L’article 5 alinéa 2 de la Convention précise que l’apostille, dûment remplie, atteste la véracité de la signature, la qualité en laquelle le signataire de l’acte a agi, et le cas échéant, l’identité du sceau ou timbre dont cet acte est revêtu.
L’article 6 de la même Convention précise que chaque État contractant désignera les autorités prises ès-qualités, auxquelles est attribuée compétence pour délivrer l’apostille prévue à l’article 3 alinéa premier.
Il n’est pas contesté que l’ALBANIE a désigné comme autorité compétente pour authentifier les actes d’état civil délivrés en ALBANIE la Direction des affaires consulaires du Ministère des affaires étrangères.
Il n’a été désigné aucune autorité intermédiaire qui serait habilitée à faire une première authentification, qui serait ensuite apostillée par la Direction des affaires consulaires du Ministère des affaires étrangères.
La signature de l’officier d’état civil qui a délivré la copie d’acte doit donc être apostillée directement par l’autorité désignée, et seuls le nom et la qualité de cet officier d’état civil doivent figurer dans le carré d’apostille aux rubriques 2 et 3 prévues à cet effet, rubriques qui doivent être impérativement et exactement renseignées.
La rubrique numéro 2 « has been signed by » (a été signé par) doit insérer le nom du signataire de l’acte public sous-jacent. La rubrique numéro 3 « acting in the capacity » (agissant en qualité de) doit insérer la qualité en laquelle le signataire de l’acte sous-jacent agi.
Or, en l’espèce, le signataire du certificat de naissance concerné est l’officier d’état civil dénommé [G] [M]. Tel devrait donc être le nom figurant dans la rubrique 2 de l’apostille.
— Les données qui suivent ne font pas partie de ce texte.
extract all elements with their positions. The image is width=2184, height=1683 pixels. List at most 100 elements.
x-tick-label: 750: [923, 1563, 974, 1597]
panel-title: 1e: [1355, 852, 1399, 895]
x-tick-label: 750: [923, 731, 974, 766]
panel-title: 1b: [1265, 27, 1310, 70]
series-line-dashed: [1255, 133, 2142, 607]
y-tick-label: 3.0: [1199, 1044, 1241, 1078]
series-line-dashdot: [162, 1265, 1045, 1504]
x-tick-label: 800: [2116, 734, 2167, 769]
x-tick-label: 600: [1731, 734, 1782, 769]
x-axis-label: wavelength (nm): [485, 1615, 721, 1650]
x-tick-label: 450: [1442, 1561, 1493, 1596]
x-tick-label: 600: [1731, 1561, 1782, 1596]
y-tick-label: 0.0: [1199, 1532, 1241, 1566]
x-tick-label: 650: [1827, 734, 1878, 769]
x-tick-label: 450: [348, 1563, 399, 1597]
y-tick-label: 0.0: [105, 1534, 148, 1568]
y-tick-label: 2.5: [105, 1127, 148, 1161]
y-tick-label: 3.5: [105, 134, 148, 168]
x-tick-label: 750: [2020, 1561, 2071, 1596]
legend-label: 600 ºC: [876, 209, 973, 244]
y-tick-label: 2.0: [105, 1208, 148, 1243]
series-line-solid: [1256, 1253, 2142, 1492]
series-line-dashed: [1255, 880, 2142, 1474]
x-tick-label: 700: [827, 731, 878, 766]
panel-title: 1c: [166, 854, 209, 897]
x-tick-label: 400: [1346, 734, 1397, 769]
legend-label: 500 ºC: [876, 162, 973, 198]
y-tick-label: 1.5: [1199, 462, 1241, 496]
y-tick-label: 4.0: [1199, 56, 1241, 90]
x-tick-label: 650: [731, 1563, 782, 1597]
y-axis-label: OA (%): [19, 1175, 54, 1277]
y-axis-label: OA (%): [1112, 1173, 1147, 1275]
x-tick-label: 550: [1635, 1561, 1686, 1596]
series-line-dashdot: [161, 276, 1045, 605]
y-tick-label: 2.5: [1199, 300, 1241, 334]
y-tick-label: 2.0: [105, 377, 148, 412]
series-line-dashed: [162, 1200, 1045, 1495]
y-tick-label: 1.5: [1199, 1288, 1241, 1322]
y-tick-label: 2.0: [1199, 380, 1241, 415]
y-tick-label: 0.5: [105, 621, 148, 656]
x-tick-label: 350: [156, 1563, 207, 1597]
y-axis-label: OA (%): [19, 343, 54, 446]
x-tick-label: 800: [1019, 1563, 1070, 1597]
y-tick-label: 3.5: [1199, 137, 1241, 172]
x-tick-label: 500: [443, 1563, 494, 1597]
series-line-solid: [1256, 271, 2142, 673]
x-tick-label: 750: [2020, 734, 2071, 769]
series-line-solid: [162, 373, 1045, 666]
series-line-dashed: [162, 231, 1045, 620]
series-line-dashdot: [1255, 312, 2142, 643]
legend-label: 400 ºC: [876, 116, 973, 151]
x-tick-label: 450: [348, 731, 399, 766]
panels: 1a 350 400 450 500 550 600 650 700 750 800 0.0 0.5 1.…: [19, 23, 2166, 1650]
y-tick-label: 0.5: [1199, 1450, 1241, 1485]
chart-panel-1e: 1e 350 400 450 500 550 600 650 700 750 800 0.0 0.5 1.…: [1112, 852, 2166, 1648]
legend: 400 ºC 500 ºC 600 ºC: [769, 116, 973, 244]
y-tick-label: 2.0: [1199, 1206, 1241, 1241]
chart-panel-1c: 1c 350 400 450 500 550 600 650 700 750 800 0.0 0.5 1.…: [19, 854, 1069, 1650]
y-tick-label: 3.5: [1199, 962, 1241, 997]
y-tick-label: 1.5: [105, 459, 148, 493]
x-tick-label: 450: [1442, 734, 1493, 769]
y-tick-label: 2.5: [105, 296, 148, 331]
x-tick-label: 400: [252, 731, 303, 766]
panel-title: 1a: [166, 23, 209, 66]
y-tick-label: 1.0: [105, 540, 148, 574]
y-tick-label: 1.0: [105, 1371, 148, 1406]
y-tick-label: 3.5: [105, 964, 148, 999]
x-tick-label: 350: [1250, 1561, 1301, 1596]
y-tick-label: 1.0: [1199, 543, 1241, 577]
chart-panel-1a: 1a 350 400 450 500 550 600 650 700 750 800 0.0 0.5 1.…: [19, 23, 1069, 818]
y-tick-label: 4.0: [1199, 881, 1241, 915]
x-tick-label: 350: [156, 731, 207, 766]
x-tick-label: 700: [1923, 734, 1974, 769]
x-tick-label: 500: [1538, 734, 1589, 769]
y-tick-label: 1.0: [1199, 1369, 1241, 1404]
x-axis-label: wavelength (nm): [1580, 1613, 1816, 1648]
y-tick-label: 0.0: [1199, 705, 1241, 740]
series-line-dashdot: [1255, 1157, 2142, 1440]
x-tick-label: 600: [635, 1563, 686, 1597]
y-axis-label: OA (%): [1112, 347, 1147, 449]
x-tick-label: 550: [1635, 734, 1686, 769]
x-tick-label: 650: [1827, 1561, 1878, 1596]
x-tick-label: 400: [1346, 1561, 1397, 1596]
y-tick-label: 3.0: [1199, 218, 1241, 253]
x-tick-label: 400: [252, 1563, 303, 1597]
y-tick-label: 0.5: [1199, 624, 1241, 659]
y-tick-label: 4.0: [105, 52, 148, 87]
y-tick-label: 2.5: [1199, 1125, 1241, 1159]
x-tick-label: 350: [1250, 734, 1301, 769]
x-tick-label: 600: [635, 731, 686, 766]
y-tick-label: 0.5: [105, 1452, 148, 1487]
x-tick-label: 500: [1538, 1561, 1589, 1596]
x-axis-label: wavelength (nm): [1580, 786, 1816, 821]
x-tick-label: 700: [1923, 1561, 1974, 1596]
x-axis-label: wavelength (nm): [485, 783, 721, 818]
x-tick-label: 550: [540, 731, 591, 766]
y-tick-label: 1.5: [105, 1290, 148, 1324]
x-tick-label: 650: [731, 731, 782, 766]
Pourtant, il y est mentionné [N] [F] en qualité d’Official de la préfecture de [Localité 5] pour attester de la signature de [G] [M] et c’est la signature de [N] [F] qui a été attestée par le ministère albanais des affaires étrangères.
Dès lors, en n’identifiant pas la signature de l’officier d’état civil qui l’avait établi, mais celle d’un tiers ayant délivré la copie de l’acte, l’apostille ne répond pas aux exigences de la Convention de [Localité 3].
Par conséquent, le certificat de naissance que [R] [W] produit au soutien de sa déclaration de nationalité française, qui n’est pas valablement apostillé, est inopposable en FRANCE.
[R] [I] ne justifie donc pas d’un état civil certain par la production d’un acte de naissance probant au sens de l’article 47 du code civil.
Ainsi, il ne peut acquérir la nationalité française sur le fondement de l’article 21-12 1° du code civil et, sans qu’il soit nécessaire de statuer sur les motifs surabondants, il convient de rejeter ses demandes et de constater son extranéité.
Le présent jugement ayant trait à la nationalité française, il convient d’ordonner qu’il soit procédé à la mention de l’article 28 du code civil.
Sur les dépens
L’article 696 du code de procédure civile prévoit que la partie perdante est condamnée aux dépens, à moins que le juge, par décision motivée, n’en mette la totalité ou une fraction à la charge d’une autre partie.
En l’espèce, [R] [I], qui perd le procès, sera condamné aux dépens, qui seront recouvrés comme en matière d’aide juridictionnelle.
PAR CES MOTIFS
Le Tribunal, statuant publiquement après débats en audience publique, par décision contradictoire et susceptible d’appel, rendue par mise à disposition au greffe,
REJETTE la demande d’enregistrement de la déclaration de nationalité française souscrite le 15 novembre 2021 par [R] [I],
DIT que [R] [I], se disant né le 12 janvier 2004 à [Localité 5] (ALBANIE), n’est pas Français,
ORDONNE que la mention prévue à l’article 28 du code civil soit apposée,
CONDAMNE [R] [I] aux entiers dépens de l’instance, qui seront recouvrés comme en matière d’aide juridictionnelle,
En foi de quoi, le président et le greffier ont signé le présent jugement.